L’œuf ou la poule ?
Alors que l’actualité du monde du football en Côte d’Ivoire est plutôt calme en cette intersaison, je vous propose de revenir sur certaines informations éclairantes sur les réalités actuelles du football en Côte d’Ivoire et dans le monde.
Nous savons que les droits de diffusion des compétitions sportives sont devenus une manne importante des revenus pour les clubs de football mais aussi pour les fédérations et les confédérations sportives en général. Ceux-ci n’ont cessé de croître depuis 20 ans jusqu’à atteindre des sommets, notamment en Angleterre ou pour des compétitions comme la Coupe du Monde de la FIFA. En Côte d’Ivoire, le groupe Canal + a acquis les droits de diffusion télévisuels du championnat national de Football depuis quelques années.
On observe plusieurs évolutions récentes dans ce secteur comme l’augmentation du nombre d’acteurs, ne se réduisant plus seulement aux seules chaînes de télévision traditionnelles, avec l’arrivée de plateformes numériques et digitales comme Amazon, Facebook ou d’autres. Dans le même temps, certaines compétitions commencent à avoir des difficultés à trouver des preneurs comme le championnat national de football français qui reste sans diffuseur pour la Ligue 1 à quelques semaines de son démarrage.
Puisque le championnat tanzanien semble être le nouvel eldorado qui attire de plus en plus de joueurs ivoiriens et ouest-africains, à défaut de pouvoir s’exiler dans des championnats européens, il est intéressant de relier l’émergence de cette compétition nationale et de certains de ses clubs avec celle des droits TV dans ce pays. En effet, nous apprenions en 2021 l’acquisition des droits de diffusion de la Ligi Kuu Bara par le groupe télévisuel tanzanien AZAM pour une décennie à hauteur de 97 millions de $, soit près de 60 Milliards de FCFA pour la période, ce qui représente l’équivalent de 6 Milliards FCFA par saison. Une grande partie de cette somme est reversée aux clubs qui reçoivent dès lors plusieurs centaines de millions de FCFA par saison, en fonction de leur classement final.
Avec de tels revenus comparés à ceux de nos compétitions et donc de nos clubs, la capacité des clubs tanzaniens à recruter en masse dans les pays d’Afrique de l’Ouest s’explique assez facilement et pas seulement pour leurs deux clubs phares. Cependant, il est utile de s’interroger sur ce qui a rendu possible la signature d’un tel contrat dans un pays où les joueurs n’ont pas les qualités des nôtres et dans lequel l’équipe nationale n’a jamais brillé par ses performances.
Est-ce la qualité du championnat qui a entraîné un diffuseur à proposer une telle somme ou à l’inverse, est-ce le diffuseur qui, en mettant autant de fonds à disposition de la Ligue et des clubs, a permis à ces clubs de grandir ? Nous voici revenus à l’un des plus anciens paradoxes de la poule et de l’œuf.

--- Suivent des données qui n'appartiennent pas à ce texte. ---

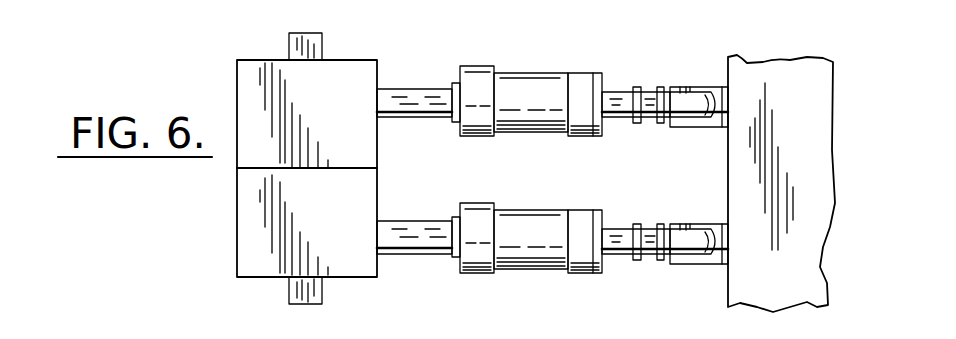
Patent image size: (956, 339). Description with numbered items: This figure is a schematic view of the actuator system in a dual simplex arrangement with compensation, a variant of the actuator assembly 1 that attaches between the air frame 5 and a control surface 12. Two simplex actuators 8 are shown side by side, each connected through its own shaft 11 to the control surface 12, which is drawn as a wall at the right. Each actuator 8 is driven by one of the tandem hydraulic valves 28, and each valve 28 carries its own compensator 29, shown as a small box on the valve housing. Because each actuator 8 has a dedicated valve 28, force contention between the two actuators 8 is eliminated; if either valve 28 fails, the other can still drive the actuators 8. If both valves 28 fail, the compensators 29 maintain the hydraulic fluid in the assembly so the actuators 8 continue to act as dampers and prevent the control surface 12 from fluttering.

The actuator assembly 1 is at (424, 334).
The air frame 5 is at (562, 338).
The actuator 8 is at (547, 73).
The shaft 11 is at (392, 89).
The control surface 12 is at (728, 165).
The tandem hydraulic valve 28 is at (372, 60).
The compensator 29 is at (312, 33).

Lequel des deux est apparu en premier ?
Il apparait évident que, dans le cas présenté, l’effort du diffuseur est à l’origine du développement de cette Ligue et de certains de ces clubs sur le plan continental, en créant les conditions pour les rendre compétitifs face aux autres clubs africains, sans avoir à se séparer de leurs meilleurs joueurs pour pouvoir financer leur développement. Si, pour l’instant, leurs résultats en Coupe d’Afrique de clubs ne sont pas meilleurs que ceux de notre club jaune et noir (aucune Ligue des Champions ou Coupe de la Confédération remportées malgré les milliards investis), il est probable que cela pourra porter ses fruits sur la durée.
A défaut de disposer de grands joueurs nationaux, il est indéniable qu’une véritable stratégie de développement du football local a été mise en place par les dirigeants du football avec le concours d’acteurs privés. L’avenir nous dira si cette stratégie était la bonne mais on ne pourra ôter le mérite à ces dirigeants d’avoir tenté quelque chose pour sortir de la situation peu glorieuse dans laquelle le football de ce pays se trouvait.